Despite these efforts, the Kansas initiative failed decisively, 41 to 59 percent — offering an early preview of how anti-abortion efforts would flounder in the 2022 state elections. While Kansas Republicans recently overrode Democratic Gov. Laura Kelly’s vetoes of some anti-abortion measures, abortion remains legal in the state up to 22 weeks.
The Leo network’s donation to CatholicVote Civic Action came via the Concord Fund, the conservative advocacy group that spent tens of millions to confirm the three Supreme Court nominees whom Leo helped select as former Trump’s judicial adviser.
Tax records show the Concord Fund raised $29 million between July 2021 and June 2022. All of that money appears to have come from Leo’s Marble Freedom Trust. As The Lever and ProPublica reported last year, this trust was the recipient of an unprecedented $1.6 billion cash infusion courtesy of Chicago surge protector magnate Barre Seid.
The new tax documents show how Leo is using the Concord Fund to imprint his conservative vision on both politics and policy.
The disclosure shows the Concord Fund donated $3 million to One Nation, the Senate GOP’s dark money arm. One Nation, which supports Republican Senate candidates, aired ads supporting Supreme Court Justice Brett Kavanaugh’s confirmation in 2018.
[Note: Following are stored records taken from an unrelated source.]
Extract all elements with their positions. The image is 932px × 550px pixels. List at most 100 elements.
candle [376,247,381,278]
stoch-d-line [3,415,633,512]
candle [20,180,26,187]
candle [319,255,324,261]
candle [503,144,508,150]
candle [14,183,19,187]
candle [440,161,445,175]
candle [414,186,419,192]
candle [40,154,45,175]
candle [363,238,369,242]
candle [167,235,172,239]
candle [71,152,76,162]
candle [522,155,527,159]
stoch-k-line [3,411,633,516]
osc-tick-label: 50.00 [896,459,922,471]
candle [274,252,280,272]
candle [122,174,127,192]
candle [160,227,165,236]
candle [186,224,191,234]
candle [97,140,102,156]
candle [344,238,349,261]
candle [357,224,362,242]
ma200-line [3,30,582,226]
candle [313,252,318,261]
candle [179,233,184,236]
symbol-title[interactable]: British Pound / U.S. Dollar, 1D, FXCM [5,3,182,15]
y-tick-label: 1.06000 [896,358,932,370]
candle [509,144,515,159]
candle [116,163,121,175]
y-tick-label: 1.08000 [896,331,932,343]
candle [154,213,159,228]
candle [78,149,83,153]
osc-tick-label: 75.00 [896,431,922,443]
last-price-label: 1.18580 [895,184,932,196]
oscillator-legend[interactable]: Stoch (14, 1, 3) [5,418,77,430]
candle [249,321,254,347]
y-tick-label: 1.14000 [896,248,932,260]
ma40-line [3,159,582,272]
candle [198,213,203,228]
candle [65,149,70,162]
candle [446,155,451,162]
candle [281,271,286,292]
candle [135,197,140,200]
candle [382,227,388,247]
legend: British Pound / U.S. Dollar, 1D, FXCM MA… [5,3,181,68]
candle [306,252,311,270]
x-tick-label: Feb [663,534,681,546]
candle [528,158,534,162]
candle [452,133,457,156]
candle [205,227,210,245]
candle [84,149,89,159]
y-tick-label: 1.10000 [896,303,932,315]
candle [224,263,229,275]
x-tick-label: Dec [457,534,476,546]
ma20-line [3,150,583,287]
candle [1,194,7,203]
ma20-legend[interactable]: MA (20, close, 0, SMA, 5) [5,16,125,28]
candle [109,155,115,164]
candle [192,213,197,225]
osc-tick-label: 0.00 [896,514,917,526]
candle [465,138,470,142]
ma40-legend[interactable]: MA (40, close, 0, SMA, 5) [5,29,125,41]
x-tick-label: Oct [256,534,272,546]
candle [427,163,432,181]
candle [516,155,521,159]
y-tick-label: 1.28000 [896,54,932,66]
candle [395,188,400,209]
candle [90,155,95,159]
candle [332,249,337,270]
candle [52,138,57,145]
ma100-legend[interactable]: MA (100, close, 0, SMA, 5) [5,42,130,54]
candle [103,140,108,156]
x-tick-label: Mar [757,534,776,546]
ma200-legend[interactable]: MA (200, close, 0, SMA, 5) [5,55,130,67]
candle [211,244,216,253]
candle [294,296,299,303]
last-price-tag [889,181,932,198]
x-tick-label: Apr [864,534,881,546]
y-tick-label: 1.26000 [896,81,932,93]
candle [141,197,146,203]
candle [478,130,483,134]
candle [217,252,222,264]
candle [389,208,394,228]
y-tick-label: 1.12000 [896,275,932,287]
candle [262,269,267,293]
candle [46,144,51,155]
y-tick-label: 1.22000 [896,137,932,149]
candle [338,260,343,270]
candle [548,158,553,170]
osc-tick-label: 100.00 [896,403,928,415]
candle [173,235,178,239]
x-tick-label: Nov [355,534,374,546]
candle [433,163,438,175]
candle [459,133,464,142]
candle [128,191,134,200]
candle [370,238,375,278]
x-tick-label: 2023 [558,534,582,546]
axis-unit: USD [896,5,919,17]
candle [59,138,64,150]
The Concord Fund separately donated nearly $1 million to the Susan B. Anthony List, an anti-abortion advocacy group that pressed the Supreme Court to overturn Roe v. Wade. The organization has actively backed voter suppression laws passed by Republican lawmakers around the country.
Records show the Concord Fund also donated $500,000 to Advancing American Freedom, a dark money group chaired by former Vice President Mike Pence that is serving as his “campaign-in-waiting” in advance of a potential 2024 presidential bid, according to Politico.
In 2021, Advancing American Freedom filed an amicus brief, or friend-of-the-court filing, pressing the Supreme Court to overturn Roe v. Wade — warning that “unfettered access to abortion” has led to “declining formation of families with accompanying increases in family instability and single parent households (many living in poverty).”
This year, the organization filed a brief unsuccessfully urging the high court to approve a Texas district court ruling designed to ban a commonly-used abortion pill. The Supreme Court blocked the lower court’s decision in April, allowing an appeals court to consider the case first, though it’s widely expected that the case will eventually end up back at the high court.
The Concord Fund has long been the chief financier of the Republican Attorneys General Association, which elects GOP attorneys general, and donated $6.5 million to the group last election cycle, according to data compiled by CQ Roll Call’s Political Moneyline.
Those attorneys general regularly bring cases and file briefs urging the Supreme Court to issue precedent-shattering decisions. Mississippi Attorney General Lynn Fitch, for instance, led the Dobbs v. Jackson Women's Health Organization case at the Supreme Court, by which justices overturned federal protections for abortion rights.
The Concord Fund additionally reported donating $750,000 to the lobbying arm of the Foundation for Government Accountability, which has led the fight to institute new and expanded work requirements for a range of social safety net programs.
President Joe Biden’s recent debt ceiling deal with House Republicans includes some of those expanded work requirements, at the urging of Speaker Kevin McCarthy (R-Calif.).